Unlike most previous objections to the project, which focused on policy issues and recommended
Scott Gantmodifications to the settlement, Mr. Gant argues that the agreement, which gives Google commercial rights to millions of books without having to negotiate for them individually, amounts to an abuse of the class-action process. He also contends that it does not sufficiently compensate authors and does not adequately notify and represent all the authors affected.
Legal experts said it could be the most direct attack on the agreement so far.
“It may be the most fundamental challenge to the settlement yet,” said James Grimmelmann, an associate professor at the Institute for Information Law and Policy at New York Law School, a critic of the agreement whose blog tracks filings and commentary related to it.
The court has set a hearing for early October.
Objections to the settlement have been raised by groups including the National Writers Union, the American Society of Journalists and Authors, representatives of the faculty of the University of California and the literary arm of the William Morris Endeavor entertainment agency.
The settlement has plenty of backers. Google and its former adversaries, the Authors Guild and the Association of American Publishers, who originally sued Google in 2005 in Federal District Court for the Southern District of New York, continue to promote its benefits, and say it does not create a monopoly. Some outside groups, including the Association of Independent California Colleges and Universities and the National Federation of the Blind, have supported it.
The parties to the settlement, who had not seen Mr.

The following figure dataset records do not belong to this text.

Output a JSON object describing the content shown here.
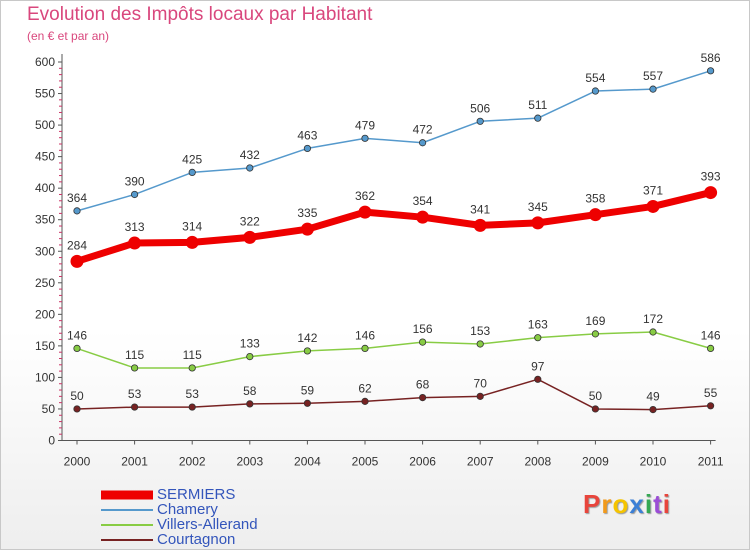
{
  "chart_data": {
    "type": "line",
    "title": "Evolution des Impôts locaux par Habitant",
    "subtitle": "(en € et par an)",
    "xlabel": "",
    "ylabel": "",
    "ylim": [
      0,
      600
    ],
    "yticks": [
      "0",
      "50",
      "100",
      "150",
      "200",
      "250",
      "300",
      "350",
      "400",
      "450",
      "500",
      "550",
      "600"
    ],
    "categories": [
      "2000",
      "2001",
      "2002",
      "2003",
      "2004",
      "2005",
      "2006",
      "2007",
      "2008",
      "2009",
      "2010",
      "2011"
    ],
    "grid": false,
    "legend_position": "bottom-left",
    "series": [
      {
        "name": "SERMIERS",
        "color": "#ee0000",
        "values": [
          284,
          313,
          314,
          322,
          335,
          362,
          354,
          341,
          345,
          358,
          371,
          393
        ]
      },
      {
        "name": "Chamery",
        "color": "#5599cc",
        "values": [
          364,
          390,
          425,
          432,
          463,
          479,
          472,
          506,
          511,
          554,
          557,
          586
        ]
      },
      {
        "name": "Villers-Allerand",
        "color": "#88cc44",
        "values": [
          146,
          115,
          115,
          133,
          142,
          146,
          156,
          153,
          163,
          169,
          172,
          146
        ]
      },
      {
        "name": "Courtagnon",
        "color": "#772222",
        "values": [
          50,
          53,
          53,
          58,
          59,
          62,
          68,
          70,
          97,
          50,
          49,
          55
        ]
      }
    ]
  },
  "logo": {
    "text": "Proxiti",
    "colors": [
      "#e8453c",
      "#f29a1b",
      "#f5c400",
      "#3b7fd6",
      "#35a853",
      "#9b4dd6",
      "#e8453c"
    ]
  }
}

Gant’s filing, dismissed his stand, saying that the agreement was an appropriate use of the class-action rules, that the Authors Guild fairly represented all authors and that those whose books might become part of Google’s database had been appropriately notified.
“It is not surprising that for something this big and interesting, there will be multiple viewpoints, including some critics,” said Daphne Keller, managing product counsel at Google.
“The rights holder has 100 percent control and choice,” said Richard Sarnoff, former chairman of the Association of American Publishers and co-chairman of the American unit of Bertelsmann, the parent company of Random House. “If any author doesn’t want Google to be marketing or displaying their work, within 48 hours any of these works get pulled by Google.”
But Mr. Gant, who wrote “We’re All Journalists Now: The Transformation of the Press and Reshaping of the Law in the Internet Age” and is filing the action on his own behalf, not his firm’s, insisted that class actions were never intended to establish the kind of licensing agreement that Google obtained.





Reader Comments (1)
That is not the case. Under the Google Book Settlement Agreement as it currently stands, authors of works in short forms - poems, essays, short stories, etc - published in multi-author collections may withdraw their works from display, but not from sale. See section 3.5(b)(i) and the Objection of Arlo Guthrie et al (http://thepublicindex.org/docs/objections/guthrie.pdf), p. 7.
Moreover, the agreement only binds Google to remove books "within thirty (30) days", not 48 hours.